Filipe Froes assinalava na mesma entrevista que, nos países do hemisfério sul, que já viveram a época de gripe sazonal com covid-19, parece ter havido uma redução da incidência e também das hospitalizações por gripe. Há no entanto um motivo de preocupação que chega destes mesmos países: “Sabe-se que a infeção respiratória gripal diminui as defesas e aumenta a exposição de recetores das células do aparelho respiratório. Pode predispor com duas ou três semanas de antecedência a infeção com o coronavírus e potenciar a resposta inflamatória que o SARS-CoV-2 também desencadeia. E é a esta resposta inflamatória que alguns autores descrevem como a tempestade perfeita. No Hemisfério Sul encontraram 3% de co-infeções de SARS-CoV-2 e influenza e foram geralmente pessoas que tiveram formas mais graves de covid”, explicou o médico.
“Felizmente as medidas não farmacológicas tiveram um impacto na redução de casos, mas esta sinergia pode trazer quadros mais graves. E por isso é essencial que consigamos testar mais, idealmente todas as pessoas com sintoma gripal, para perceber inclusive se existe uma co-infeção”, apelava na altura Filipe Froes, defendendo o reforço da capacidade de testagem no país.
A vacinação é habitualmente a linha de frente da prevenção da gripe, para a qual a maioria da população também já tem algumas defesas por ser um vírus com o qual contacta todos os anos – a diferença para um cenário de pandemia, em que há um vírus novo ao qual a maioria da população continua a esta altura suscetível e sem vacina.
No ano passado, segundo a Sociedade Portuguesa de Pneumologia, Portugal atingiu pela primeira vez a meta proposta pela Organização Mundial de Saúde de ser vacinada 75% da população mais vulnerável a complicações de gripe, como idosos e doentes crónicos.
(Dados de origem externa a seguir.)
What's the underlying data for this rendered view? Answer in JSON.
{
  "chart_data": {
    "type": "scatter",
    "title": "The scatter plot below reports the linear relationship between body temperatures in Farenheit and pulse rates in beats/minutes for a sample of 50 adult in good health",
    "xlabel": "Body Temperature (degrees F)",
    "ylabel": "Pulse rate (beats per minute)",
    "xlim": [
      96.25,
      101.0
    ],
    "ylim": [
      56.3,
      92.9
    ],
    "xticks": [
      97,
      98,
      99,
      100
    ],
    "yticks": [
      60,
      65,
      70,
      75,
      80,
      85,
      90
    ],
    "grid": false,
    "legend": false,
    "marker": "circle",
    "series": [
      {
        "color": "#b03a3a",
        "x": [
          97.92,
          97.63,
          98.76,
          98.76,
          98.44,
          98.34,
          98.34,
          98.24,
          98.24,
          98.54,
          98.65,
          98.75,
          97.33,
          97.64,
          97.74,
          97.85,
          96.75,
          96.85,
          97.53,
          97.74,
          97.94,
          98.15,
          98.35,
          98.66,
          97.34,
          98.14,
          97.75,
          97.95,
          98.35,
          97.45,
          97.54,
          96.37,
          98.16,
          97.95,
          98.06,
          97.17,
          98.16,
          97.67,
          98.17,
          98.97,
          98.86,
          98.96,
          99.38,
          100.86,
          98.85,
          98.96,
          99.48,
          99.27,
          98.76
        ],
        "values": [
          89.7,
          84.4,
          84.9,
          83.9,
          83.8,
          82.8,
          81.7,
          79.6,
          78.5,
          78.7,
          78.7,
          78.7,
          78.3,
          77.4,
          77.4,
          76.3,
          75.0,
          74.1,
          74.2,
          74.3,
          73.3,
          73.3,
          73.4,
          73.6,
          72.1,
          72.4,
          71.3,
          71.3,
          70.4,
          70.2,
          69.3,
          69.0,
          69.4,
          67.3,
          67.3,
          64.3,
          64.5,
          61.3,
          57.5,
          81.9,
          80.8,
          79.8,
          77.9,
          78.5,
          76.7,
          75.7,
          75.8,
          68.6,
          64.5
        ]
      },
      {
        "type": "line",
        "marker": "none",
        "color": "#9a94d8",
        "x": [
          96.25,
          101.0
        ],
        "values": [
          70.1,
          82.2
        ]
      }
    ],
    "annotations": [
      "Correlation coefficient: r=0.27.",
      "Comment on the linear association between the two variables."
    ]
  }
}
Este ano o Ministério da Saúde anunciou a compra de um número recorde de vacinas, dois milhões de doses, que serão distribuídas entre centros de saúde e farmácias nas próximas semanas. Já houve críticas por parte dos farmacêuticos ao reduzido número de doses distribuído pelas farmácias no arranque da vacinação geral esta semana, depois de a vacina ter sido antecipada em duas semanas a grupos de maior risco. Muitos doentes de grupos de risco costumam vacinar-se nas farmácias e temem por isso algum atraso ou mesmo quebra na cobertura vacinal, um balanço que só poderá ser feito dentro de algumas semanas.